The Dedication of the Holy Sepulchre: disfigured and transfigured beauty

The solemnity of the Dedication of the Basilica of the Holy Sepulchre, dating back to 15th July 1149, was commemorated and celebrated on Wednesday 15th July, according to tradition.

Consecrated in September 355, the complex of buildings built by Emperor Constantine and his mother, St. Helen, called the Basilica of the Anastasis or the Holy Sepulchre, has undergone a number of transformations in different and particular historical periods.

The present-day basilica is a synthesis of what remains of the Constantinian buildings and of the building built by the Crusaders and brings together the places of the Calvary and the Empty Tomb under the same roof, almost as though to show that the death and the resurrection of the Redeemer cannot be separated.

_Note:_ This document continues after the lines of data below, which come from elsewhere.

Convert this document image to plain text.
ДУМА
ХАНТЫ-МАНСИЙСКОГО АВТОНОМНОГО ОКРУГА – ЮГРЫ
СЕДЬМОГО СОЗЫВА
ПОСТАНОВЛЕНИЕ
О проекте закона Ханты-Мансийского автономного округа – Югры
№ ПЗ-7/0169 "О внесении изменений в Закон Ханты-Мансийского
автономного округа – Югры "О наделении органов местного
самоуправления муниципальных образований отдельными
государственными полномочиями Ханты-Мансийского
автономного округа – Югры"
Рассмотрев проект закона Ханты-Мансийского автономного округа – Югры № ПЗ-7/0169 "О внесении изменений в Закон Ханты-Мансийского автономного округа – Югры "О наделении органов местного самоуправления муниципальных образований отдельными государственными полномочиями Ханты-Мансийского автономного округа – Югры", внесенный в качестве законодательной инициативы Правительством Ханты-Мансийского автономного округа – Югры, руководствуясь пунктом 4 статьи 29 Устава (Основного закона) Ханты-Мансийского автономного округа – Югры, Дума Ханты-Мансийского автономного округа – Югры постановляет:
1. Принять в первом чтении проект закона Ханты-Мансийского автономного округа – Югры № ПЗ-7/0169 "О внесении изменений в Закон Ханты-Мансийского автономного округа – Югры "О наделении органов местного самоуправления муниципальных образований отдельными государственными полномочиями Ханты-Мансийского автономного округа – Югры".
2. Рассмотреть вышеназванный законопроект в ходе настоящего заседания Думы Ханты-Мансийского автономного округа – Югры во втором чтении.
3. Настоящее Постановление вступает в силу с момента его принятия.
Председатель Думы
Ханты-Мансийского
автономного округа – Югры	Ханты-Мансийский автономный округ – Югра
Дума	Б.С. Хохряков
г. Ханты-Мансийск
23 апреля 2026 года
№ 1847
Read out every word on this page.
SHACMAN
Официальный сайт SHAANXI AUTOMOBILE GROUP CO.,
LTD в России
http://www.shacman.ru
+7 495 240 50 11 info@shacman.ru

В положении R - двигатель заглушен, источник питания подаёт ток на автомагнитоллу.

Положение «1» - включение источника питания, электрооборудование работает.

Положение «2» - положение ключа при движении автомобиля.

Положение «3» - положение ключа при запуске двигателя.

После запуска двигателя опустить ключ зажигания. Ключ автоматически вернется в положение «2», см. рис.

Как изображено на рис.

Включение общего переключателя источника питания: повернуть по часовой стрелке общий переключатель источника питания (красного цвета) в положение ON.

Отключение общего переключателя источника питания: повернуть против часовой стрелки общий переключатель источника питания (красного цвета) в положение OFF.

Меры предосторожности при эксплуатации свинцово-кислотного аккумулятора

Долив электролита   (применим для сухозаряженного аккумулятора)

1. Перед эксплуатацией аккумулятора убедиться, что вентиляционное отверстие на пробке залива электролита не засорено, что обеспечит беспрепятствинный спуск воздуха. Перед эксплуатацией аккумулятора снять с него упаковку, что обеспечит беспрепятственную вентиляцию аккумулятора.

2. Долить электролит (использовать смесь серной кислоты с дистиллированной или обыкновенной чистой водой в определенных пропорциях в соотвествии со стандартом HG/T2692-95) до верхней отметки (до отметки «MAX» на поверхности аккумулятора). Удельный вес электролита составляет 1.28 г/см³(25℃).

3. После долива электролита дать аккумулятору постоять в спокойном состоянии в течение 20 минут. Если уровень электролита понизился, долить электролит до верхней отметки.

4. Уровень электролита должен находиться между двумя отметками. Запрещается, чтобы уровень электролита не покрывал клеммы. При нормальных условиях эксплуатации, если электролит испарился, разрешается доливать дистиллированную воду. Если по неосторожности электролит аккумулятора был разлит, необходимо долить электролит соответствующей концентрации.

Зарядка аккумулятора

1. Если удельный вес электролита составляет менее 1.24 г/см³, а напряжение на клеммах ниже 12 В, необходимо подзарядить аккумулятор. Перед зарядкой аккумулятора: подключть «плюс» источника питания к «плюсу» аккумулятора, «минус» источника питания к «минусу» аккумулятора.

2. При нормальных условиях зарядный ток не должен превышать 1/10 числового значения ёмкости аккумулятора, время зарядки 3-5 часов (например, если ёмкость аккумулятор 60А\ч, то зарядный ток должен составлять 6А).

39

The Custos of the Holy Land, Fr. Francesco Patton, who presided the celebration, in his comment on the Gospel, dwelled on disfigured and transfigured beauty, as a possible synthesis of the feast-day being celebrated. "These two aspects,” Fr. Patton said, “concern Jesus of Nazareth who was crucified and rose, concern the Church and concern each one of us."Disfigured beauty can be found in the first reading (Isaiah 53,2-5), and a reference to the beauty that is transfigured and traced back to Christ Risen can be found in the verses of the psalm(Psalm 15[16],10) and in the Gospel (Luke 24,5-7). "This place, and today’s feast-day, reminds us that there is also a disfigured and transfigured beauty in the Church," Fr. Patton underlined. "If we are celebrating the dedication which took place in the times of the Crusaders, it is because the Constantinian basilica was to a great extent and on several occasions destroyed and restored. It is as though this place carries in itself physically not only the memory of the passion and the resurrection of the Lord but also the passion and resurrection of the Church: the passion and the resurrection that the Body of Christ lives in history as an extension of the passion and resurrection of its Head.”

Before the conclusion, Fr. SinisaSrebrenovic, the first sacristan of the Holy Sepulchre and Discreet of the Holy Land, spoke to thank the few faithful presents and the Custos. "In the 800 years of Franciscan presence that has just been celebrated, the last few decades have seen a very high flow of pilgrims but the majority of our predecessors experienced a situation similar to now, praying and guarding the holy places in the name of the Catholic Church. As the Franciscan community, we work alongside them, continuing to pray for all those who are here and for those who cannot be physically present in these places.”